Editorial: Video recognition is the future of electronic signatures
Newswire: Aug. 8, 2017.
Dateline: San Francisco.
The use of video authentication is on the rise, and should be encouraged further, said Dan Puterbaugh, the chairman of the Electronic Signature and Records Association, in an editorial published this week by VentureBeat.
“We can expect to see wider adoption in the next few years,” Puterbaugh writes, even if as presently implemented video authentication isn’t yet practical for day-to-day transactions. Still, in the age of the “selfie,” where holding a mobile device up to capture one’s face is a second-nature activity, video authentication is sure to catch on.

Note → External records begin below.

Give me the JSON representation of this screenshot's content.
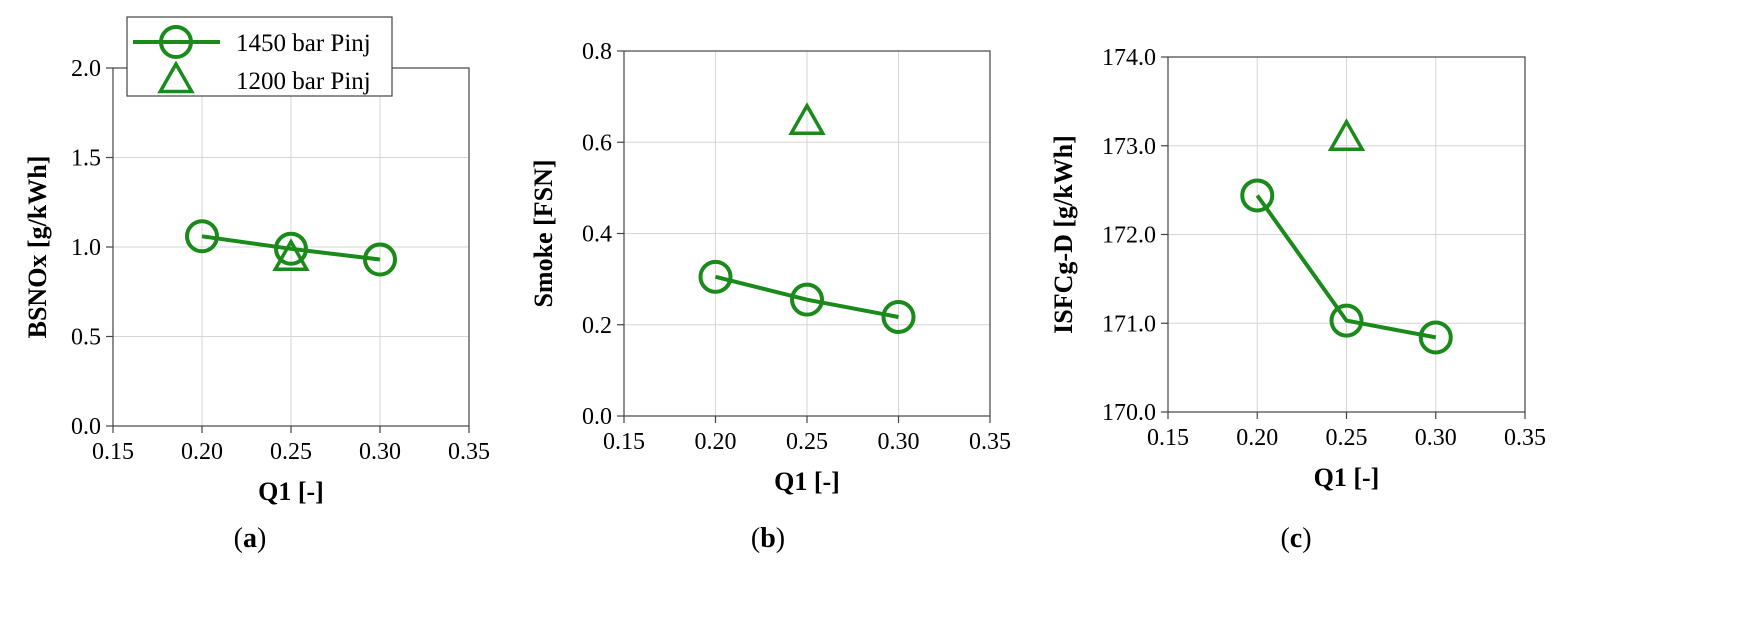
{
  "colors": {
    "series": "#1a8a1a",
    "grid": "#d6d6d6",
    "axis": "#444444"
  },
  "legend": {
    "placement": "top-right of panel (a)",
    "entries": [
      {
        "label": "1450 bar Pinj",
        "marker": "circle",
        "line": true
      },
      {
        "label": "1200 bar Pinj",
        "marker": "triangle",
        "line": false
      }
    ]
  },
  "chart_data": [
    {
      "type": "line",
      "caption": {
        "open": "(",
        "letter": "a",
        "close": ")"
      },
      "xlabel": "Q1 [-]",
      "ylabel": "BSNOx [g/kWh]",
      "xlim": [
        0.15,
        0.35
      ],
      "ylim": [
        0.0,
        2.0
      ],
      "xticks": [
        0.15,
        0.2,
        0.25,
        0.3,
        0.35
      ],
      "xtick_labels": [
        "0.15",
        "0.20",
        "0.25",
        "0.30",
        "0.35"
      ],
      "yticks": [
        0.0,
        0.5,
        1.0,
        1.5,
        2.0
      ],
      "ytick_labels": [
        "0.0",
        "0.5",
        "1.0",
        "1.5",
        "2.0"
      ],
      "grid": true,
      "series": [
        {
          "name": "1450 bar Pinj",
          "marker": "circle",
          "line": true,
          "x": [
            0.2,
            0.25,
            0.3
          ],
          "y": [
            1.06,
            0.99,
            0.93
          ]
        },
        {
          "name": "1200 bar Pinj",
          "marker": "triangle",
          "line": false,
          "x": [
            0.25
          ],
          "y": [
            0.94
          ]
        }
      ]
    },
    {
      "type": "line",
      "caption": {
        "open": "(",
        "letter": "b",
        "close": ")"
      },
      "xlabel": "Q1 [-]",
      "ylabel": "Smoke [FSN]",
      "xlim": [
        0.15,
        0.35
      ],
      "ylim": [
        0.0,
        0.8
      ],
      "xticks": [
        0.15,
        0.2,
        0.25,
        0.3,
        0.35
      ],
      "xtick_labels": [
        "0.15",
        "0.20",
        "0.25",
        "0.30",
        "0.35"
      ],
      "yticks": [
        0.0,
        0.2,
        0.4,
        0.6,
        0.8
      ],
      "ytick_labels": [
        "0.0",
        "0.2",
        "0.4",
        "0.6",
        "0.8"
      ],
      "grid": true,
      "series": [
        {
          "name": "1450 bar Pinj",
          "marker": "circle",
          "line": true,
          "x": [
            0.2,
            0.25,
            0.3
          ],
          "y": [
            0.305,
            0.255,
            0.217
          ]
        },
        {
          "name": "1200 bar Pinj",
          "marker": "triangle",
          "line": false,
          "x": [
            0.25
          ],
          "y": [
            0.645
          ]
        }
      ]
    },
    {
      "type": "line",
      "caption": {
        "open": "(",
        "letter": "c",
        "close": ")"
      },
      "xlabel": "Q1 [-]",
      "ylabel": "ISFCg-D [g/kWh]",
      "xlim": [
        0.15,
        0.35
      ],
      "ylim": [
        170.0,
        174.0
      ],
      "xticks": [
        0.15,
        0.2,
        0.25,
        0.3,
        0.35
      ],
      "xtick_labels": [
        "0.15",
        "0.20",
        "0.25",
        "0.30",
        "0.35"
      ],
      "yticks": [
        170.0,
        171.0,
        172.0,
        173.0,
        174.0
      ],
      "ytick_labels": [
        "170.0",
        "171.0",
        "172.0",
        "173.0",
        "174.0"
      ],
      "grid": true,
      "series": [
        {
          "name": "1450 bar Pinj",
          "marker": "circle",
          "line": true,
          "x": [
            0.2,
            0.25,
            0.3
          ],
          "y": [
            172.44,
            171.03,
            170.84
          ]
        },
        {
          "name": "1200 bar Pinj",
          "marker": "triangle",
          "line": false,
          "x": [
            0.25
          ],
          "y": [
            173.09
          ]
        }
      ]
    }
  ]
}
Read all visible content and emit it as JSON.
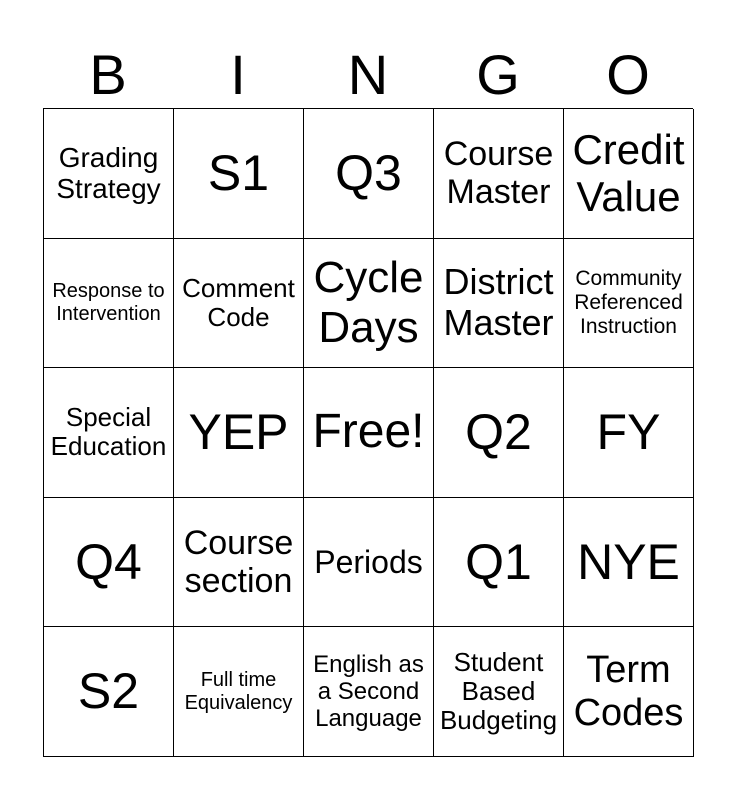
{
  "header": [
    "B",
    "I",
    "N",
    "G",
    "O"
  ],
  "cells": [
    [
      "Grading Strategy",
      "S1",
      "Q3",
      "Course Master",
      "Credit Value"
    ],
    [
      "Response to Intervention",
      "Comment Code",
      "Cycle Days",
      "District Master",
      "Community Referenced Instruction"
    ],
    [
      "Special Education",
      "YEP",
      "Free!",
      "Q2",
      "FY"
    ],
    [
      "Q4",
      "Course section",
      "Periods",
      "Q1",
      "NYE"
    ],
    [
      "S2",
      "Full time Equivalency",
      "English as a Second Language",
      "Student Based Budgeting",
      "Term Codes"
    ]
  ]
}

One inhibitor to acceptance is the quality of the camera involved. Puterbaugh notes that criticism of facial-recognition software — and its failures in some high profile news events — fails to account for the quality of the image or the device recognizing it. Indeed, Windows 10 offers video password authentication, but only for users with the right type of camera on their computer.
Yet USAA, the 28th largest bank in the world, has already rolled out video authentication, to a universally positive response. More than a a million USAA customers signed up for the video signature app within its first 10 months of launch.
Puterbaugh notes that future iterations of video identity authentication may involve facial expressions, vocal quality, and other measurements to confirm a subjet’s identity. Presently, the lag time associated with verifying such measurements is too long for users’ comfort.
The bottom line, argues Puterbaugh, is that for a truly dedicated miscreant, fingerprints, retinal scans and other biometric data are still forgeable, or capable of being stolen. A live picture, with voice, of the person logging in is much harder to steal or falsify.
“Video identity authentication is a relatively lightweight process for users that provides a high level of security for organizations trying to secure the most sensitive types of data,” he says.